Family Pet Safety 101
7 Easy Steps Will Have You Prepared
Our family pets rely on us to make sure they’re safe at all times. Whether that means protecting them during a natural disaster, a house fire or when a door or gate is accidentally left open, there are a few simple steps you can take ahead of time to be prepared.
Get your children involved in these steps so they’re also prepared in case of an emergency.
Nationwide pet insurance offers tips for families with pets, with advice for teaching children how to help groom, exercise, and ensure home and food safety for pets.
1. Pet Collars and ID Tags
Maximize the ability to be reunited with pets: make sure your pet wears a durable collar with up-to-date contact information on identification tags.
Purchasing a collar and tags can be a fun family outing: Take your children with you to a local pet store and let them help you select the perfect pet collar and ID tag design.
There is a special quick-release collar made for dogs and cats; in case of an outdoor escape (or an incident indoors), the collar will snap open under pressure in the event your pet becomes entangled around the neck.
2. Microchipping Pets
If your pet is microchipped, you’ve just increased your chances of being reunited with a pet that has escaped through an open door.
A microchip is a tiny computer chip — about the size of a grain of rice — that is implanted by an injection similar to a vaccine needle under the skin of your pet. Birds, reptiles, horses and other animals can also be microchipped. Anesthesia is not necessary and most animals don’t feel the injection, which is done by a veterinarian.

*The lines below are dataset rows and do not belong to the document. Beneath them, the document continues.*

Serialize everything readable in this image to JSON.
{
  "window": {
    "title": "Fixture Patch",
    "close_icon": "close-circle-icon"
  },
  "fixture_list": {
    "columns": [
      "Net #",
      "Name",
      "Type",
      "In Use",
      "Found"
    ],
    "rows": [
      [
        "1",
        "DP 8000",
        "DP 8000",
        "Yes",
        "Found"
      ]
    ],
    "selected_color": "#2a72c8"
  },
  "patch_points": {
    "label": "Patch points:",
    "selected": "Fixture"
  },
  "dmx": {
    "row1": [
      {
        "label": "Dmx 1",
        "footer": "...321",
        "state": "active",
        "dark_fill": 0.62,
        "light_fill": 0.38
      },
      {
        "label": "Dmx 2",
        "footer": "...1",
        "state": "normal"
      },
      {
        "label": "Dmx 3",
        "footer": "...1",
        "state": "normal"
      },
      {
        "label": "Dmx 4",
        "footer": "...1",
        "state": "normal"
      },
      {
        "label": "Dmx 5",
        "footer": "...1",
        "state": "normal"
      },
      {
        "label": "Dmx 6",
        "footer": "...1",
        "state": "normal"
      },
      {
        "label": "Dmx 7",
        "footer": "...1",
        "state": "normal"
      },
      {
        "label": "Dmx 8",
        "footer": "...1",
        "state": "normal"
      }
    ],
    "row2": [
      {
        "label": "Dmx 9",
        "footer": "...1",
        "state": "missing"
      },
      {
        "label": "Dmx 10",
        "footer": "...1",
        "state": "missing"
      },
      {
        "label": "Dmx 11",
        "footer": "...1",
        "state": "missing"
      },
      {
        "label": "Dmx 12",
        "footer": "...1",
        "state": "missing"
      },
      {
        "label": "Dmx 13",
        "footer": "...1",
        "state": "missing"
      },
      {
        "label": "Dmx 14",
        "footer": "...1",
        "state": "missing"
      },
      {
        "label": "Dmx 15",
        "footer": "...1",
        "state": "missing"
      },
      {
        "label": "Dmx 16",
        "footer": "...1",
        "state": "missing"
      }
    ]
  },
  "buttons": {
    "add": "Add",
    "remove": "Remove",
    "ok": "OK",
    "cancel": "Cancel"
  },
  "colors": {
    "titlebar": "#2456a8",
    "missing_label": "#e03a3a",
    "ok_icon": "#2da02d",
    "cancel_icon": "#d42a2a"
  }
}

Each chip has a unique code. When read under a hand-held scanner, the code will appear on the screen. The code is then entered into the manufacturer’s database and, if you have registered your information, your pet will be connected to you.
Tip: Remember to update your personal information if your address or phone number changes during your pet’s lifetime.
3. Have a Pet First Aid Kit On Hand
If your pet suddenly falls ill or becomes injured, it’s important to stabilize him before getting to a veterinarian. You can easily create a pet first aid kit.
Get a container (one of your children’s old lunch pails would work) and fill it with scissors, tweezers, gloves, gauze pads and rolls, a soft muzzle, alcohol prep pads, a cold pack, a digital thermometer, hydrogen peroxide and a blanket or towel.
To learn more about creating a pet first aid kit and how to use it, check out this pet first aid infographic.
4. Pack an Emergency Go-Kit
Prepare an emergency go-kit for pets. The kit should contain some of your pet’s food, his veterinary paperwork, prescription medications, if any, and photo/description of your pet. You may have to board your pet at a kennel or other facility until you get settled after an emergency, and proof will be required that your pet has current vaccinations.
5. Know Your Pet's Hiding Space
During a fire, earthquake or any other natural disaster your pet will be terrified, and will most likely run to the place he feels most safe. Knowing his common hiding place can make the biggest difference in having the time to get your pet to safety.
6. Alert Firefighters to Indoor Pets
Place a Pet Rescue Fire Safety Sticker in your window. These stickers, which are available free from most pet stores and non-profit humane organizations, stick to your front window and tell firefighters to “Please rescue my pets!” They let fire crews know that you have pets inside the house, how many, and what kind, whether you’re home or not.
7. Secure Your Pet During Danger
Always evacuate your pets on a leash or in a pet carrier. Pets can panic during an emergency and they may bolt when outside, making them difficult to find. Put your dog on a leash; you can carry a cat or exotic pets in a carrier.